Last week, European leaders put forward a plan for resolving the eurozone’s sovereign debt crisis — a plan that has been thrown into turmoil by Greece’s surprise decision to hold a referendum on the bailout package. Now investment professionals are sharing their views.
In a new survey of 475 CFA Institute members based in Europe — among them, portfolio managers, research analysts, risk managers, and chief-level executives both inside and outside the eurozone — 51% of respondents said that they favor the creation of an EU Ministry of Finance with finance and tax-raising powers as the best solution to the eurozone crisis. In comparison, 33% said that they favor allowing for sovereign defaults and expelling eurozone countries with unsustainable economic deficits, and just 6% of respondents said that the best solution for the crisis would be abandoning the euro and returning to a system of national currencies.
“Whilst it is difficult to predict what may happen to the euro and European markets in the coming months, the respondents remain positive about the longer-term future,” says Nitin Mehta, CFA, managing director for Europe, Middle East and Africa at CFA Institute.
Case in point: Almost two out of three respondents believe that a breakup of the eurozone is unlikely.
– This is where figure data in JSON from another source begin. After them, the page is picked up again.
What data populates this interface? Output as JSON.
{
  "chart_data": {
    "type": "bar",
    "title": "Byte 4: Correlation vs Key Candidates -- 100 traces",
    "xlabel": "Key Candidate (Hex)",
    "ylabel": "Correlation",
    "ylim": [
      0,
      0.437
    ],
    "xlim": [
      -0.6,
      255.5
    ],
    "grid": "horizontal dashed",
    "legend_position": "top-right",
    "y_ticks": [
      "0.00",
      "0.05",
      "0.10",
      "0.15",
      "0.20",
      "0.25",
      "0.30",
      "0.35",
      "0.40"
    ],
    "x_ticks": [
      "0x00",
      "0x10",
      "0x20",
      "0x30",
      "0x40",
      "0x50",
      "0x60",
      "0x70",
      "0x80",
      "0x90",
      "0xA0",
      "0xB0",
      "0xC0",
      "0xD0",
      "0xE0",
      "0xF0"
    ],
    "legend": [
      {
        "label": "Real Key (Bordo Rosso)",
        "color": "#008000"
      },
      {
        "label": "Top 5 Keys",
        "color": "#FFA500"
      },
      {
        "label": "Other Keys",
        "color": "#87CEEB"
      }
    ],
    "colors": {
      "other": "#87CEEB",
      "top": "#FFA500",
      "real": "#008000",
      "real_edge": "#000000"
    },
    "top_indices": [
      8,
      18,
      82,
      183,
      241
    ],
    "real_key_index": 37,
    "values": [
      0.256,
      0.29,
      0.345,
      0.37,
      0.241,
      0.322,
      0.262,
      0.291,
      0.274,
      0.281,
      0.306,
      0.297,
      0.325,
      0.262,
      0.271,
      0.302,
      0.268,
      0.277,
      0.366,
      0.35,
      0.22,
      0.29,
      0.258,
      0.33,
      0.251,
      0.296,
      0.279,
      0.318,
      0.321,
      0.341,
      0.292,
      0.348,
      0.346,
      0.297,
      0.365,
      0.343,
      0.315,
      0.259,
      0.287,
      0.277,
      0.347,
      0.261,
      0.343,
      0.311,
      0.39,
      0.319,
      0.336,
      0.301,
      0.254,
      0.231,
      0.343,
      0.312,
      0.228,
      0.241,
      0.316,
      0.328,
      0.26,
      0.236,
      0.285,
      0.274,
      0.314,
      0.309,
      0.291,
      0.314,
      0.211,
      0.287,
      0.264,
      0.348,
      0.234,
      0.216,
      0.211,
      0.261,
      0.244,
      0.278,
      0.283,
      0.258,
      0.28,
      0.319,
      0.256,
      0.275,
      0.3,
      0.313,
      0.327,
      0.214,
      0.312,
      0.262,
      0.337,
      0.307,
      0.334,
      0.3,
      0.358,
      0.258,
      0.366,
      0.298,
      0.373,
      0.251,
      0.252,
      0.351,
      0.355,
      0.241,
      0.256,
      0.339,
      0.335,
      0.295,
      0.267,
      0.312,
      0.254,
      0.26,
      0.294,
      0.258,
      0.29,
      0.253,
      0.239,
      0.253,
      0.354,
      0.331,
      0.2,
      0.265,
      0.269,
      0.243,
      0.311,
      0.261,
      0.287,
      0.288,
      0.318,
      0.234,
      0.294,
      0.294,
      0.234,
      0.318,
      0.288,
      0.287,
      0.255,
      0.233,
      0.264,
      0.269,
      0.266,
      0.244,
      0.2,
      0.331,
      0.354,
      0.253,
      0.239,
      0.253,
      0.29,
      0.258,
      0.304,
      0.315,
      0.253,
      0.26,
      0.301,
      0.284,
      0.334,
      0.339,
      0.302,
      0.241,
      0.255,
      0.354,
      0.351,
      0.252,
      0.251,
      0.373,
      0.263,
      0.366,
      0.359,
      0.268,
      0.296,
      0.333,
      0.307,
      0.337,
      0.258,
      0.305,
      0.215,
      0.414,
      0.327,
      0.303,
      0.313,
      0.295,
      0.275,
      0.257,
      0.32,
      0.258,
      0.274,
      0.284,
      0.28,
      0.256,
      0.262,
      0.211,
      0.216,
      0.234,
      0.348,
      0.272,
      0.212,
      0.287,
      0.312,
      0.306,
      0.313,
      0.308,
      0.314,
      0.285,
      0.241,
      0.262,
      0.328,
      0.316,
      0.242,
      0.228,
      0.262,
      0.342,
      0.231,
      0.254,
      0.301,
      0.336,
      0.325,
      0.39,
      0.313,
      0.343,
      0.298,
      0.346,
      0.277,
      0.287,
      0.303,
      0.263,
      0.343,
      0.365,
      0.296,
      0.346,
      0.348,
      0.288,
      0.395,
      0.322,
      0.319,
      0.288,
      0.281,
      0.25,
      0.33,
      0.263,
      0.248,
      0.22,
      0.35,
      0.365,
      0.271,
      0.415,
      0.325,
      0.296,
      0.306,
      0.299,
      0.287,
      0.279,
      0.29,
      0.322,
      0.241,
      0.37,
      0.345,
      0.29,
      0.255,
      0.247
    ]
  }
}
And over half of respondents — 57% — said that sovereigns should not be removed from the monetary union in the eurozone in the event they default on their debt.
The online survey of CFA Institute members was conducted from 10-16 October 2011 and included responses from investment professionals in 37 countries, with the majority based in the United Kingdom, Switzerland, Germany, and France.
Interestingly, the investment professionals surveyed recognize a role for the private sector in responding to the crisis. As many as 61% think that the responsibility for the response to the crisis should come from both national governments and the private sector, compared to 34% who think that this is the sole responsibility of national governments.
Although there are differences among the investment professionals surveyed on how best to solve the eurozone crisis, there is broad agreement on two issues. First, 70% of respondents said they either “agree” or “strongly agree” that a failure of the eurozone would be a failure of Europe. And second, 76% of respondents believe that Greece is the country that is most likely to leave the eurozone.
Members of CFA Institute in Europe do not seem particularly pessimistic in their economic outlook. More than half of respondents — 54% — said that they are expecting the majority of the eurozone economies to return to trend growth within three years. In addition, 38% of respondents predict a return to trend growth in four to five years.